On the occasion of the 30th anniversary of the ERASMUS programme, the University of Passau held an evening event in the refectory on its International Day. Around 150 international students and prospective exchange students about to study abroad were seated around different country tables and had a chance to meet students from their host country.

About 150 students from all over the world tool part in the evening event on the International Day at the University of Passau. Image: University of Passau.
About 150 students from all over the world tool part in the evening event on the International Day at the University of Passau. Image: University of Passau.

With more than 200 international partner universities for student exchanges, currently 18 international double degree programmes as well as the German-taught programmes in Russia and Hungary supported by the German Academic Exchange Service (DAAD), the University of Passau offers students a variety of opportunities to gather international experiences. Likewise, there is a steadily rising number of international exchange and degree-seeking students in Passau, and more than a third of Passau’s students spend a semester or more abroad. All in all, about ten percent of the current students at the University have a foreign passport.
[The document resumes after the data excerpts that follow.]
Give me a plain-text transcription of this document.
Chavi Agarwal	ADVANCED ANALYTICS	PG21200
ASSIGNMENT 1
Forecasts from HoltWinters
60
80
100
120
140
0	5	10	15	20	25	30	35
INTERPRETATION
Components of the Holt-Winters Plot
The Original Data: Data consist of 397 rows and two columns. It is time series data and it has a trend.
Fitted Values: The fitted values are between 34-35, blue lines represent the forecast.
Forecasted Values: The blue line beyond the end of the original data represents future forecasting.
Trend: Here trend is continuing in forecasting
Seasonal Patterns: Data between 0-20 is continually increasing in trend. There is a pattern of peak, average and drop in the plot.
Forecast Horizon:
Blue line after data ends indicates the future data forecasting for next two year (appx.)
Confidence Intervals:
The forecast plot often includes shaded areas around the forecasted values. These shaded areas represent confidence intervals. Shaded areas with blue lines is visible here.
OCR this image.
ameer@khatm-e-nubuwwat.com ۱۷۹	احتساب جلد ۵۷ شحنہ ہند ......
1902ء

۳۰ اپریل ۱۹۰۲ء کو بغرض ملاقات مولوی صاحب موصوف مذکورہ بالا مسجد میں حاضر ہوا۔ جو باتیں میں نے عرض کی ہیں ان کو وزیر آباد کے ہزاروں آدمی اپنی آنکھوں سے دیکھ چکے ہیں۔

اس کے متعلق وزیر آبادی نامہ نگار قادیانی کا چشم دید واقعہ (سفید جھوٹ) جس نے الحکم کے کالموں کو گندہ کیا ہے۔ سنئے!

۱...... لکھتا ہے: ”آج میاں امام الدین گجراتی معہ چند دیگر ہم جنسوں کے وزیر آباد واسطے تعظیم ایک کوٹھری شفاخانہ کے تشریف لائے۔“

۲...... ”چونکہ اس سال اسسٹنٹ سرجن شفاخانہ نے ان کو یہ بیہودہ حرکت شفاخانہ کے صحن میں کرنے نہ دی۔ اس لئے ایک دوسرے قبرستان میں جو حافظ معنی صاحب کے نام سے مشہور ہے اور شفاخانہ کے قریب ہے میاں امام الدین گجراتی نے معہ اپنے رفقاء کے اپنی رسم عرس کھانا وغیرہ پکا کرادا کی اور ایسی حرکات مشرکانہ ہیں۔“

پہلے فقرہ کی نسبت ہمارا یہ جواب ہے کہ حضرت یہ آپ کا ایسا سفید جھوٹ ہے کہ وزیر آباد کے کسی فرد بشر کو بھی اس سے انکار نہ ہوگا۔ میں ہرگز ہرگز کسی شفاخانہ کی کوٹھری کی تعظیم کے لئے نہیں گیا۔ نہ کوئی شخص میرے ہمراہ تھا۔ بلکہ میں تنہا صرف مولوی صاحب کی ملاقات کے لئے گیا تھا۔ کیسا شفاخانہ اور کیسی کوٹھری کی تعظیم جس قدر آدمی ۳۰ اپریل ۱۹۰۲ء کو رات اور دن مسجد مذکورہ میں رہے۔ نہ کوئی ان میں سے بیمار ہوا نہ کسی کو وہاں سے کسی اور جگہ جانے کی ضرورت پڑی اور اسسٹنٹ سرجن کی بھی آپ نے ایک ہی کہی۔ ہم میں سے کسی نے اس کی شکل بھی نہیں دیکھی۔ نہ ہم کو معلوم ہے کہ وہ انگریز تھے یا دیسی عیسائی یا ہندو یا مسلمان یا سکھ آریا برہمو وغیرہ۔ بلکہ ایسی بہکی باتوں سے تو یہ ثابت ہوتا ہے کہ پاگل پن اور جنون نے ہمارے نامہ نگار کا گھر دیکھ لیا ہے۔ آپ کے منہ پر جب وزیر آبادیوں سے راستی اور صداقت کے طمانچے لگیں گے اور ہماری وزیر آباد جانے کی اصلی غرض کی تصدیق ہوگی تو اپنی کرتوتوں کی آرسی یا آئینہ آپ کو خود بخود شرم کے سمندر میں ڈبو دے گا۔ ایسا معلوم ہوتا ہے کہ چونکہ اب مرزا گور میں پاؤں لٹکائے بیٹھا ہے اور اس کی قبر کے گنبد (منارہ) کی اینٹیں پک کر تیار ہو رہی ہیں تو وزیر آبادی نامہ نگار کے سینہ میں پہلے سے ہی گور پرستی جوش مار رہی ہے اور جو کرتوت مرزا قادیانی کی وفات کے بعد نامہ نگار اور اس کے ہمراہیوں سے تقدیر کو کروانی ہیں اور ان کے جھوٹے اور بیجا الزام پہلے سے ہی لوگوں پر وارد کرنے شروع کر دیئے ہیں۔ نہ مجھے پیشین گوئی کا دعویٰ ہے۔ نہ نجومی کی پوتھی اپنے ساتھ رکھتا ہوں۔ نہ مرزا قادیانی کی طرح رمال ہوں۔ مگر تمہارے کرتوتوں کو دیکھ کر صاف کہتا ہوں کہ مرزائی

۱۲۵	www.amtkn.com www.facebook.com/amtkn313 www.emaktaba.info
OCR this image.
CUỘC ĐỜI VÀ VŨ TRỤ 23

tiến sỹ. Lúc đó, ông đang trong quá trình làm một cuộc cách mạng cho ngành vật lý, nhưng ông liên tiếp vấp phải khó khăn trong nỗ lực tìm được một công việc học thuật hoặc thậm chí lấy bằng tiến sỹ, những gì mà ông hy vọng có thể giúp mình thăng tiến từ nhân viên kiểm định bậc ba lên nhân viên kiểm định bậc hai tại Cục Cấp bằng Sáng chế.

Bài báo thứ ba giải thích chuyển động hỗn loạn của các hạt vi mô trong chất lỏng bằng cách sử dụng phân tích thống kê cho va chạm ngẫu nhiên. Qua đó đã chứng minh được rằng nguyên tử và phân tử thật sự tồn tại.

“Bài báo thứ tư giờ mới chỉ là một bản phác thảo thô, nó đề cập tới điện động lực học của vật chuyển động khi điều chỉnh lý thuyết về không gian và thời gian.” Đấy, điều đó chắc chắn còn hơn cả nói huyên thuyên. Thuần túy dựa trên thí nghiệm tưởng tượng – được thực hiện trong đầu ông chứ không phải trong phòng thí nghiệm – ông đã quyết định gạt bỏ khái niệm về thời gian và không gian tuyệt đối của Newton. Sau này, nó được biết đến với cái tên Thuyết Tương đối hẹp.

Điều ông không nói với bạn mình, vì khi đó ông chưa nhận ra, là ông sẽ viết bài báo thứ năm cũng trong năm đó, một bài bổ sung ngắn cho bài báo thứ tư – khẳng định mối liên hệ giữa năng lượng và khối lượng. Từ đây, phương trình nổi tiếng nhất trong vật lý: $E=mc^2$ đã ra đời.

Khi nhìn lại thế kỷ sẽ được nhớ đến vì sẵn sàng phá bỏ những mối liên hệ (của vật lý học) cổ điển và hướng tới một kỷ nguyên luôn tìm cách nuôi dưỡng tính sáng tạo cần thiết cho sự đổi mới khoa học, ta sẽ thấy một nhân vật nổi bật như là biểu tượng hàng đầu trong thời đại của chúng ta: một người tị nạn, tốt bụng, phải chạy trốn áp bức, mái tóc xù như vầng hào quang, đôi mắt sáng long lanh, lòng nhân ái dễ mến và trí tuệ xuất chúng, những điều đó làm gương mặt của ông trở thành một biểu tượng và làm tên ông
The Vice President for International Relations, Ursula Reutner, moderated the event and gave an introduction summarising the thirty-year history of the ERASMUS programme. Launched in 1987, the programme quickly gained popularity: by 2002, one million students had spent part of their studies in a European partner country – a figure that rose to two million in 2009, three million in 2013 and now to 4.4 million.

At the same time, the number of exchange students at the University of Passau was increasing: ‘In the course of the last ten years, we were able to increase the number of ERASMUS students going abroad by 50 percent, and the number of students coming to Passau from other European universities by 100 percent’, said Professor Reutner, adding that the ERASMUS programme was a key instrument for bringing the European spirit to people’s everyday lives: ‘Especially in times in which the EU finds itself confronted by a variety of challenges, the ERASMUS programme has an important contribution to make to the internal cohesion of the Union. The millions of students who have spent part of their studies in another European country will always consider Europe a part of their lives, and be the most persuasive proponents of the European idea’, Vice President Reutner said.

Over the course of the evening, Passau’s students had the special opportunity to establish contact with students from their intended host country ahead of their stay. At the same time, the participating international students got to know German students interested in their home country. Tamar Giorgobiani, a Georgian student at the University, provided the music for the event.